On July 3, 2000, at the Carrier's Train Dispatching office at Ft. Worth, Texas, the incumbent Train Dispatcher assigned to the third trick Oregon Branch position became ill four hours into her eight-hour shift, and so, she went home. At the time, the incumbent was training another Train Dispatcher on the Oregon Branch position. After the incumbent went home sick, the Carrier moved the third trick Pasco West Train Dispatcher to the Oregon Branch position. For the rest of the third shift, the Carrier compensated the Pasco West Train Dispatcher at the overtime rate of pay. The Carrier next moved the Train Dispatcher who was being trained on the Oregon Branch position to fill the vacancy on the Pasco West position, a job for which the Train Dispatcher was qualified, for the remainder of the third shift. In essence, the Carrier covered the initial vacancy created by the ill Train Dispatcher and the resulting vacancy by using Train Dispatchers that were already on duty.

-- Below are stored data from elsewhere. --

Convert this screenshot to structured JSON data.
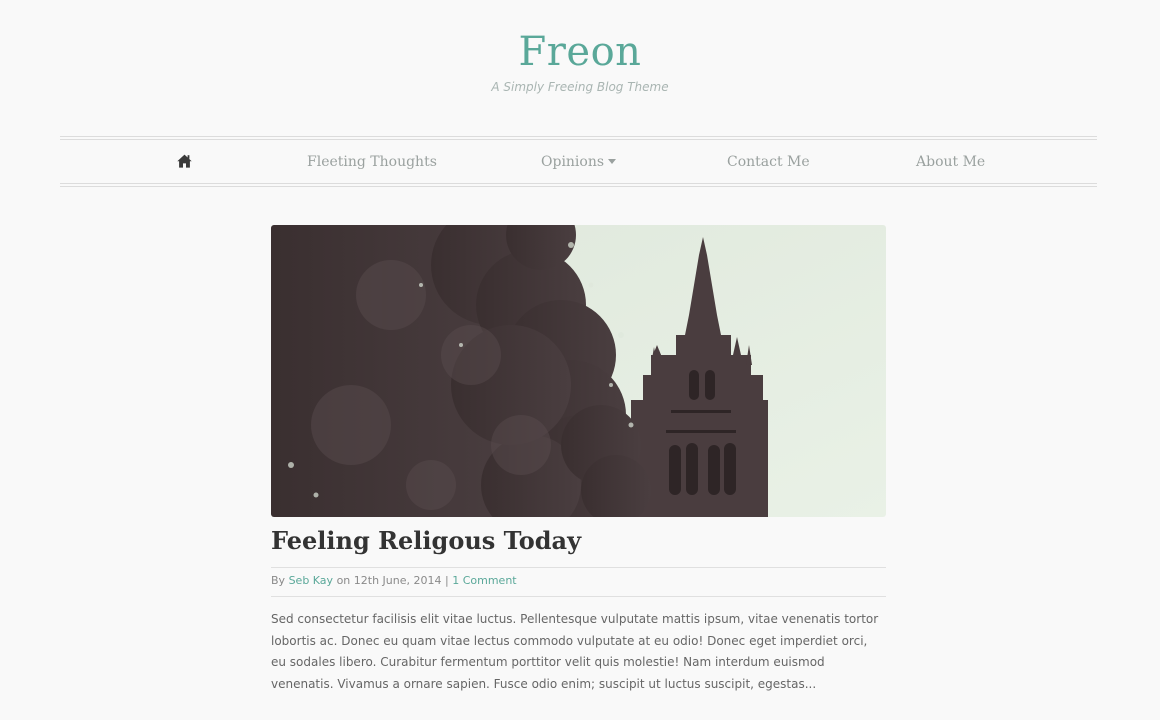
{
  "header": {
    "title": "Freon",
    "tagline": "A Simply Freeing Blog Theme"
  },
  "nav": {
    "home_icon": "home-icon",
    "items": [
      {
        "label": "Fleeting Thoughts"
      },
      {
        "label": "Opinions",
        "has_dropdown": true,
        "dropdown_icon": "caret-down-icon"
      },
      {
        "label": "Contact Me"
      },
      {
        "label": "About Me"
      }
    ]
  },
  "post": {
    "image_description": "church-spire-and-tree-photo",
    "title": "Feeling Religous Today",
    "meta": {
      "by_label": "By",
      "author": "Seb Kay",
      "on_label": "on",
      "date": "12th June, 2014",
      "separator": "|",
      "comments": "1 Comment"
    },
    "excerpt": "Sed consectetur facilisis elit vitae luctus. Pellentesque vulputate mattis ipsum, vitae venenatis tortor lobortis ac. Donec eu quam vitae lectus commodo vulputate at eu odio! Donec eget imperdiet orci, eu sodales libero. Curabitur fermentum porttitor velit quis molestie! Nam interdum euismod venenatis. Vivamus a ornare sapien. Fusce odio enim; suscipit ut luctus suscipit, egestas..."
  },
  "colors": {
    "accent": "#5aa899",
    "background": "#f9f9f9",
    "nav_text": "#9aa19f",
    "tagline": "#a9b5b2"
  }
}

The Organization charges that the Carrier was required to call the Claimant, the senior available Train Dispatcher on his rest day, pursuant to Item 2 of the May 31, 1973 Letter of Understanding. The pertinent portions of the 1973 Letter of Understanding provide:


    "At the conclusion of the discussion, it was agreed that when there is no extra train dispatcher available who has not performed five days' dispatching service within seven consecutive days, dispatchers will be called for service in the following order:

      1. The regular incumbent of the position.

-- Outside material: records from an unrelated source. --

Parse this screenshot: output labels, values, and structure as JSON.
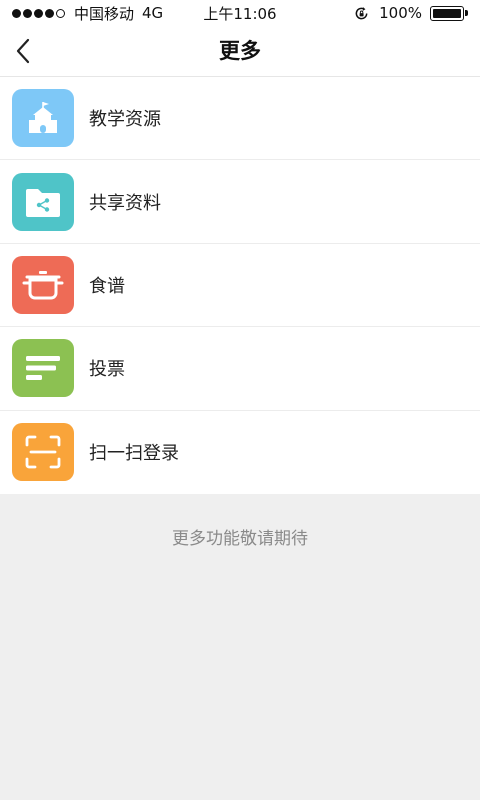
{
  "status_bar": {
    "carrier": "中国移动",
    "network": "4G",
    "time": "上午11:06",
    "battery": "100%",
    "battery_level": 1.0,
    "signal_strength": 4
  },
  "nav": {
    "title": "更多",
    "back_icon": "chevron-left-icon"
  },
  "menu": {
    "items": [
      {
        "label": "教学资源",
        "icon": "school-icon",
        "color": "#7ec8f7"
      },
      {
        "label": "共享资料",
        "icon": "shared-folder-icon",
        "color": "#4fc4c8"
      },
      {
        "label": "食谱",
        "icon": "cooking-pot-icon",
        "color": "#ee6b56"
      },
      {
        "label": "投票",
        "icon": "vote-list-icon",
        "color": "#8cc152"
      },
      {
        "label": "扫一扫登录",
        "icon": "scan-icon",
        "color": "#f9a43a"
      }
    ]
  },
  "footer": {
    "note": "更多功能敬请期待"
  }
}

      2. The senior regular qualified train dispatcher available under the

          `Hours of Service Law.'


    3. The senior qualified extra train dispatcher available under the

          `Hours of Service Law.'


    The above understanding serves to dispose of the proposals to change the existing agreement as set forth in your letter of October 26, 1972, and except as specifically provided herein, this understanding does not modify or in any manner affect schedule rules of agreements."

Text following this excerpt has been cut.